The heat suffocates, the fires rage even by Australian standards, this summer is brutal
Briefly

The heat suffocates, the fires rage  even by Australian standards, this summer is brutal
"Australians are no strangers to blistering weather being a sunburnt country of droughts and flooding rains is baked into our national identity. But since the 2019-20 bushfires, which burned through an area almost the size of the UK, and killed or displaced 3 billion animals, the arrival of warmer weather each year is accompanied by dread. This summer has brought punishing extremes of heat and fire that are brutal even by Australian standards."
"At the end of January, climate scientists identified that the extreme heatwave had been made five times more likely by warming from greenhouse gas emissions. No sooner had they published their findings than the heat was upon us again in a new blast that rewrote the records. Temperatures in the opal-mining town of Andamooka (population: 262) in South Australia reached 50C only the eighth time in recorded history that has happened anywhere in Australia."

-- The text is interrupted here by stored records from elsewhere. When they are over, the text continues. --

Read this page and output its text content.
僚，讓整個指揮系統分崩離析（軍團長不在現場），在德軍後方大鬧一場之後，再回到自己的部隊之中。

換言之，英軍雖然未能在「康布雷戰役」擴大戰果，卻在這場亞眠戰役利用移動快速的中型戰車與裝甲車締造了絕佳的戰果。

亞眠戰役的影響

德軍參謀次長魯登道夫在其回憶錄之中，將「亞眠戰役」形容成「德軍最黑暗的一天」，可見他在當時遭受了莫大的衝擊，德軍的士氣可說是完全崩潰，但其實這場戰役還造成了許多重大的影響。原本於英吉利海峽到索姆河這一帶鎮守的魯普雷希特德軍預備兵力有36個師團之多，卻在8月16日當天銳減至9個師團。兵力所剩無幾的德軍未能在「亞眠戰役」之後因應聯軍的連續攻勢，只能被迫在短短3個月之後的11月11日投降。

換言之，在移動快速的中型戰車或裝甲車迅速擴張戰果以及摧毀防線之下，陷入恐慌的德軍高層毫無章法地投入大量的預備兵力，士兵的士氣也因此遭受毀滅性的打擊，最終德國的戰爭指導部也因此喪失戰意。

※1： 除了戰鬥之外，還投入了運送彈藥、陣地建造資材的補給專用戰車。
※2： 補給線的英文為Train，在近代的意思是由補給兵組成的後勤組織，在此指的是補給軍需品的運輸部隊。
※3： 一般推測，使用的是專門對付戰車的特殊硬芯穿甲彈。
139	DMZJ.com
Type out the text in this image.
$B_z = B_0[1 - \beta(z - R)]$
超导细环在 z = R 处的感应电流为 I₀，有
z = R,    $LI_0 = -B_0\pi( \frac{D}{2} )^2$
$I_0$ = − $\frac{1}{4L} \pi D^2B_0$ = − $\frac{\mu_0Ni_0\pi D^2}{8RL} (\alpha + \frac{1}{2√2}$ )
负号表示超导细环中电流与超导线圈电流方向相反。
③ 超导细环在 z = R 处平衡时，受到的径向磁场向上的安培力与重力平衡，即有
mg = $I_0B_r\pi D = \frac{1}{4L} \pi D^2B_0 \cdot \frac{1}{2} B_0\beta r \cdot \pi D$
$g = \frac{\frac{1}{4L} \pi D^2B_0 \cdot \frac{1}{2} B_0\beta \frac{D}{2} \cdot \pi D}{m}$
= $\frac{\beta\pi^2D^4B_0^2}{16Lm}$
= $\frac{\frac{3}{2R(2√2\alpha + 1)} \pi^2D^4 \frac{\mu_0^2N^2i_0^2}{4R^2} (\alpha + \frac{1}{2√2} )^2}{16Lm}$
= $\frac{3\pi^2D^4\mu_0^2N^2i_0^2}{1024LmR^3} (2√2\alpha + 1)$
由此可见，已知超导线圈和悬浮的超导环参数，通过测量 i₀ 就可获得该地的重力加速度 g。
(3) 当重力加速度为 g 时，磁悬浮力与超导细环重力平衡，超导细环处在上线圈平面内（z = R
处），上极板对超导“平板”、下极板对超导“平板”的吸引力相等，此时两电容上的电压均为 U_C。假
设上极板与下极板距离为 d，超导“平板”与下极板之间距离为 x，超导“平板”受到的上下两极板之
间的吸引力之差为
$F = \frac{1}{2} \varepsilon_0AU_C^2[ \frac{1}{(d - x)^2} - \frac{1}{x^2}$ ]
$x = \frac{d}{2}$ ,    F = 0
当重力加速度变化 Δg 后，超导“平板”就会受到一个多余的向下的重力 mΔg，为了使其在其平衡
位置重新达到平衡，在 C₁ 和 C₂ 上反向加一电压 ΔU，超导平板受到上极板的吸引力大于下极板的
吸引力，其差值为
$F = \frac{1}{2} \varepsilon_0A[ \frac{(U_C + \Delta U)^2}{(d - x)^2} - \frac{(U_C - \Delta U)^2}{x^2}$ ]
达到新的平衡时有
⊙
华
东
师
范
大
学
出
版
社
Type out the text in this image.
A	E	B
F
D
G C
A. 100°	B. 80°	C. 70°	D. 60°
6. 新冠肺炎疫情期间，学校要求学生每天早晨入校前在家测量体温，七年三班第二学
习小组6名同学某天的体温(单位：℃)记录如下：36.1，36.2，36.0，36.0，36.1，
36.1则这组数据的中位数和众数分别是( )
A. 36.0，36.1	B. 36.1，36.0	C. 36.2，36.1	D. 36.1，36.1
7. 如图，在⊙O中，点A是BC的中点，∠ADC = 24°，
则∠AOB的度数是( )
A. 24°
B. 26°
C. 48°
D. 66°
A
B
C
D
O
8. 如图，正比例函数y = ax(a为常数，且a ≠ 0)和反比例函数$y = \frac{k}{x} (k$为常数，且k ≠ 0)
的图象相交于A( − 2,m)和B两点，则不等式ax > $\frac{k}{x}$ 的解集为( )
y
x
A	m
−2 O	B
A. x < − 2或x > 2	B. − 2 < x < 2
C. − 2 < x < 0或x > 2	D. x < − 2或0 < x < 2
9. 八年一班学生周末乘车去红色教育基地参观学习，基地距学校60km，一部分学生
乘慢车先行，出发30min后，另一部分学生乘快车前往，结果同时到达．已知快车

A nation long accustomed to droughts and flooding rains has faced worsening extremes since the 2019-20 bushfires that burned an area almost the size of the UK and killed or displaced 3 billion animals. The 2023-24 summer brought punishing heatwaves and fires. Early January saw the most significant heatwave since black summer, with Melbourne reaching 41C, Adelaide 43C and many areas above 45C. On 9 January crews attended almost 200 fires in Victoria under catastrophic conditions, and some blazes burned for more than a month. Climate scientists found the heatwave was made five times more likely by greenhouse gas warming. Record temperatures followed, including 50C at Andamooka.